Uses and gratifications approach became prevailing in the late 1950s till 1970s when television has grown up. Some basic assumptions of the approach were proposed when it was rediscovered during that era. Among the group of scholars who focus on uses and gratifications research, Elihu Katz is one of the most well-known and contributed greatly to establishing the structure of the approach.

Elihu Katz is served both as a sociologist and as a communication researcher. He received his Ph.D. in Sociology in 1956 from Columbia University and began teaching at the University of Chicago until 1963. During the next thirty years, he taught in the Department of Sociology and Communication at the Hebrew University of Jerusalem. In the late 1960, invited by the Government of Israel, Katz headed the task force charged with the introduction of television broadcasting. This experience led to his subsequent academic work about broadcasting and television in leisure, culture and communication from the 1970s to1990s (UPENN, 2001). In 1992, he joined the faculty of the Annenberg School at the University of Pennsylvania, and also directed its experimental Scholars program for post-doctoral study.

Katz’s mentor in Columbia University is Paul Lazarsfeld, who is one of the pioneers of gratifications research. Their cooperating work produced important outgrowths that connect the concept of gratifications with the functional theory model. Later, Katz introduced uses and gratification approach when he came up with the notion that people use the media to their benefit. In a study by Katz, Gurevitch and Haas (1973), a subject which is known as the uses and gratifications research were explored. They viewed the mass media as a means by which individuals connect or disconnect themselves with others and found that people bend the media to their needs more readily than the media overpower them (Katz, Gurevitch and Haas, 1973).

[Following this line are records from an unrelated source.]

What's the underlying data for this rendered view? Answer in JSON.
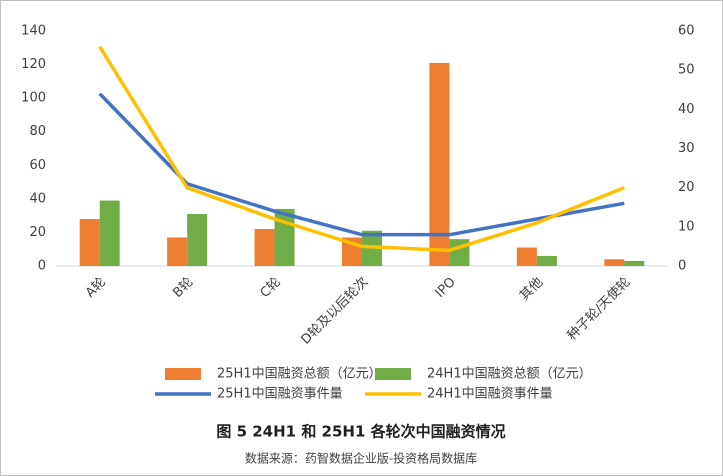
{
  "chart_data": {
    "type": "bar-line",
    "title": "图 5 24H1 和 25H1 各轮次中国融资情况",
    "source": "数据来源：药智数据企业版-投资格局数据库",
    "categories": [
      "A轮",
      "B轮",
      "C轮",
      "D轮及以后轮次",
      "IPO",
      "其他",
      "种子轮/天使轮"
    ],
    "series": [
      {
        "name": "25H1中国融资总额（亿元）",
        "type": "bar",
        "color": "#ed7d31",
        "values": [
          28,
          17,
          22,
          17,
          121,
          11,
          4
        ]
      },
      {
        "name": "24H1中国融资总额（亿元）",
        "type": "bar",
        "color": "#70ad47",
        "values": [
          39,
          31,
          34,
          21,
          16,
          6,
          3
        ]
      },
      {
        "name": "25H1中国融资事件量",
        "type": "line",
        "axis": "y2",
        "color": "#4472c4",
        "values": [
          44,
          21,
          14,
          8,
          8,
          12,
          16
        ]
      },
      {
        "name": "24H1中国融资事件量",
        "type": "line",
        "axis": "y2",
        "color": "#ffc000",
        "values": [
          56,
          20,
          12,
          5,
          4,
          11,
          20
        ]
      }
    ],
    "ylim": [
      0,
      140
    ],
    "yticks": [
      0,
      20,
      40,
      60,
      80,
      100,
      120,
      140
    ],
    "y2lim": [
      0,
      60
    ],
    "y2ticks": [
      0,
      10,
      20,
      30,
      40,
      50,
      60
    ]
  }
}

Along with colleague Jay G. Blumler, Katz published a collection of essays on gratifications in 1974 which were entitled The Uses of Mass Communication. They took a more humanistic approach to looking at media use. They suggest that media users seek out a medium source that best fulfills the needs of the user and they have alternate choices to satisfy their need. (Blumler & Katz, 1974). They also discovered that media served the functions of surveillance, correlation, entertainment and cultural transmission for both society and individuals (Blumler and Katz, 1974).

Five basic assumptions were stated in a study of Katz, Blumler, and Gurevitch in 1974 as follows. They provide a framework for understanding the correlation between media and audiences:

  1. The audience is conceived as active, i.e., an important part of of mass media use is assumed to be goal oriented … patterns of media use are shaped by more or less definite expectations of what certain kinds of content have to offer the audience member.
  2. In the mass communication process much initiative in liking need gratification and media choice lies with the audience member … individual and public opinions have power vis-à-vis the seemingly all-powerful media.
  3. The media compete with other sources of need satisfaction. The needs served by mass communication constitute but a segment of the wider range of human needs, and the degree to which they can be adequately met through mass media consumption certainly varies.
  4. Methodologically speaking, many of the goals of mass media use can be derived from data supplied by individual audience members themselves- i.e., people are sufficiently self-aware to be able to report their interests and motives in particular cases, or at least to recognize them when confronted with them in an intelligible and familiar verbal formulation.
  5. Value judgments about the cultural significance of mass communication should be suspended while audience orientations are explored on their own terms. (p. 15-17).